Sebacina is a genus of fungi in the family Sebacinaceae. Its species are mycorrhizal, forming a range of associations with trees and other plants. Basidiocarps (fruit bodies) are produced on soil and litter, sometimes partly encrusting stems of living plants. The fruit bodies are cartilaginous to rubbery-gelatinous and variously effused (corticioid) to coral-shaped (clavarioid). The genus has a cosmopolitan distribution.

==Taxonomy==

===History===
The genus was first published in 1871 by Louis and Charles Tulasne who had discovered that two species (Sebacina incrustans and Sebacina epigaea) previously referred to Corticium or Thelephora possessed septate basidia, similar to those found in the genus Tremella. Although it was unusual at that time to separate fungal genera on purely microscopic characters, Sebacina was erected for effused, Corticium-like fungi with tremelloid basidia.

Subsequent authors added many additional species of corticioid fungi with septate basidia to the genus. Most, however, proved unrelated to Sebacina. In 1957 Ervin referred some Sebacina species to Heterochaetella, Bourdotia, and Exidiopsis. In 1961, Wells transferred all Sebacina species having clamp connections on their hyphae to the genus Exidiopsis, retaining Sebacina for the minority of species lacking clamp connections.

===Current status===
Molecular research, based on cladistic analysis of DNA sequences, has shown that Sebacina as previously understood includes the genus Tremellodendron (established for a group of species with coral-like basidiocarps), but does not include some species that are not closely related to the type. These latter species have been placed in the genera Helvellosebacina and Paulisebacina.

==Description==
Fruit bodies are typically cartilaginous or rubbery-gelatinous. In effused species (those that spread out loosely or flat), they are formed on the soil surface or in leaf litter, often encrusting fallen twigs and debris, sometimes encrusting the stem bases of living plants. In the type species, irregular or coral-like outgrowths may also be produced. In some species, fruit bodies are entirely coral- or net-like. Spores are white in mass.

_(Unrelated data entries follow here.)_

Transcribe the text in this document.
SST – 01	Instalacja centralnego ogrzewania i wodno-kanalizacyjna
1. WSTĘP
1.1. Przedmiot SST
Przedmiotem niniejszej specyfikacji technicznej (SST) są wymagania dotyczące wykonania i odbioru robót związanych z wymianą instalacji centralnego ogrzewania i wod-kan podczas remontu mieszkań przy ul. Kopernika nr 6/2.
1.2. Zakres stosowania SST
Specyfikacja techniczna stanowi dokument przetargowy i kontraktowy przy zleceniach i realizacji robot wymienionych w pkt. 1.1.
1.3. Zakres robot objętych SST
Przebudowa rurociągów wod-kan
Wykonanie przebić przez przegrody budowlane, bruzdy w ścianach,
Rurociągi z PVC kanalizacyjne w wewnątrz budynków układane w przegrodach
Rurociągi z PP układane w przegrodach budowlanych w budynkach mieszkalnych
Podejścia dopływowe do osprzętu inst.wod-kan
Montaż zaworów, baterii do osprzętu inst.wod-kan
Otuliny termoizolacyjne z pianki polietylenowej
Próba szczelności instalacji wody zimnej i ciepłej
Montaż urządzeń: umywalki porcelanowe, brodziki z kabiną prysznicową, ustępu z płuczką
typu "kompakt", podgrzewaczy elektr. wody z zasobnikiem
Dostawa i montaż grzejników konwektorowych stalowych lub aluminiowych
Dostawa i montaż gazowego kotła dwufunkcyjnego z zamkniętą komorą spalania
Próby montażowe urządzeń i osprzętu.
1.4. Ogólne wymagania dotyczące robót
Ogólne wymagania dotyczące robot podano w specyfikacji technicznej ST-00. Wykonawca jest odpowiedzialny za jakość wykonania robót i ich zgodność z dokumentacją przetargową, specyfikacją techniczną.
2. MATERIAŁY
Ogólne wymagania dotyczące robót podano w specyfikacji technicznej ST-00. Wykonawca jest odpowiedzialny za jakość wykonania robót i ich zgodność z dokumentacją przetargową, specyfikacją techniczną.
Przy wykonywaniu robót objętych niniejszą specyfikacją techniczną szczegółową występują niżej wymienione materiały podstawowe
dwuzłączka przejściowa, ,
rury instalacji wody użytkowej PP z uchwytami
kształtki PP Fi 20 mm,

===Microscopic characters===
Fruit bodies are composed of hyphae lacking clamp connections in a gelatinous matrix. In several species the hyphal system is dimitic. The spore-bearing surface is initially covered in a layer of weakly branched hyphidia below which the basidia are formed. The basidia are tremelloid (ellipsoid and vertically septate), giving rise to long, sinuous sterigmata or epibasidia on which the basidiospores are produced. These spores are typically ellipsoid to oblong.

==Ecology==
Sebacina species were assumed to be saprotrophic until DNA analysis of mycorrhizal roots showed that they were ectomycorrhizal plant associates.